Legacy codebases and team adoption
Does harness engineering work on legacy codebases?
It is harder on legacy codebases than on greenfield ones. Birgitta Böckeler notes directly that retrofitting a harness onto a non-standardised legacy codebase may not be worth the effort — similar to running static analysis on a codebase that has never had it and drowning in alerts. The practical approach: start with new modules or significantly refactored domains, then expand coverage incrementally.
How do I introduce harness engineering to a team that already uses AI agents?
Start with an audit: what are the three most common reviewer comments on AI-generated PRs? Those are your first taste invariants. Write convention docs for them and build linters. Run the existing AI-generated code through the new linters and open GC PRs. Make improvements visible to build team buy-in before expanding scope.
What skills does harness engineering require from engineers?
Systems thinking, the ability to make implicit judgment explicit, and precision in expressing requirements. The ability to write code quickly matters less than the ability to design environments that produce good code reliably. Engineers who struggle are typically those who can't articulate why something is wrong precisely enough for a system to act on it.
How does harness engineering change code review?
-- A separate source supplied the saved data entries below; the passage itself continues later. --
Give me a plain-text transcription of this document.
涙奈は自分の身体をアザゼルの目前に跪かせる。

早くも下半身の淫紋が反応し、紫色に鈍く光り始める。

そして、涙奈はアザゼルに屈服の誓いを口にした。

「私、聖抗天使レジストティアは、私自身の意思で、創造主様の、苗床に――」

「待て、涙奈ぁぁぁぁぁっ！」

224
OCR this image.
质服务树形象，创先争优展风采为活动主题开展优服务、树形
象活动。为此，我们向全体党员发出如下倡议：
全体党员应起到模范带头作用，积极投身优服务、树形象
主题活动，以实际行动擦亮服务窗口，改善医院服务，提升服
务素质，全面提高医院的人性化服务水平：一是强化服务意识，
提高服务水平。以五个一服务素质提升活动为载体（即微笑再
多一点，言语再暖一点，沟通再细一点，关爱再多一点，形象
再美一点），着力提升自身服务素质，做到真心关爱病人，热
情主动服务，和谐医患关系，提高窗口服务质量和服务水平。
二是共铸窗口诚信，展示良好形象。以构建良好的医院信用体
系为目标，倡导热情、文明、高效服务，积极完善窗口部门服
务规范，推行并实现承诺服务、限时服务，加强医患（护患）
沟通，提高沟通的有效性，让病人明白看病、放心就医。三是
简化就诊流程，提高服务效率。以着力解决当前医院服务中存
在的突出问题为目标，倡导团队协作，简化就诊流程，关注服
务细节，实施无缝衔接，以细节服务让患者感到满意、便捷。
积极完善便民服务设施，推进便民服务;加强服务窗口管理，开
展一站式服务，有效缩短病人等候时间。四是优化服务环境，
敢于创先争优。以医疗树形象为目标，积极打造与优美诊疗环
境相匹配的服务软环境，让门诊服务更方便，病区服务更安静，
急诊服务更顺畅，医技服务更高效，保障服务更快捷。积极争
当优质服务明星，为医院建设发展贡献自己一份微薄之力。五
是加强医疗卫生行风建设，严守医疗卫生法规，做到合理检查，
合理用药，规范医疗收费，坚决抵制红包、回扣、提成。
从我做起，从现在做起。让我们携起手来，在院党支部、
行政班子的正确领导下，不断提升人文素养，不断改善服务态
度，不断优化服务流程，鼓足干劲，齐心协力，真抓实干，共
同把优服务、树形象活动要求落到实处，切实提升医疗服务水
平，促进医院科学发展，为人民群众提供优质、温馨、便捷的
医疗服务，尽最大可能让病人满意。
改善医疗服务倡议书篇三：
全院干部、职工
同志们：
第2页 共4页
Code review shifts from convention enforcement (style, patterns, standards) to logic review (does this solve the right problem, are the trade-offs correct, what could go wrong). Convention enforcement is handled by linters and the harness. Reviewers who no longer need to check for naming conventions have more attention for the reasoning and architecture of the change.
Relation to other disciplines
How does harness engineering relate to platform engineering?
Platform engineering builds internal developer platforms for provisioning, deployment, and observability. Harness engineering builds the operating environment for AI coding agents. They are complementary — a mature platform engineering practice often becomes the substrate for a harness (shared conventions, standardised tooling, policy enforcement). AI agents are becoming first-class users of internal developer platforms.
Is harness engineering relevant for operations and SRE, not just development?
Yes — and increasingly so. AI agents operating in production (for incident response, Day 2 ops, infrastructure changes) need a harness that encodes operational judgment: what actions require approval, what policies must hold, what the audit trail requires. The harness for operational agents is built from policy, runbooks, and guardrails rather than coding conventions and linters.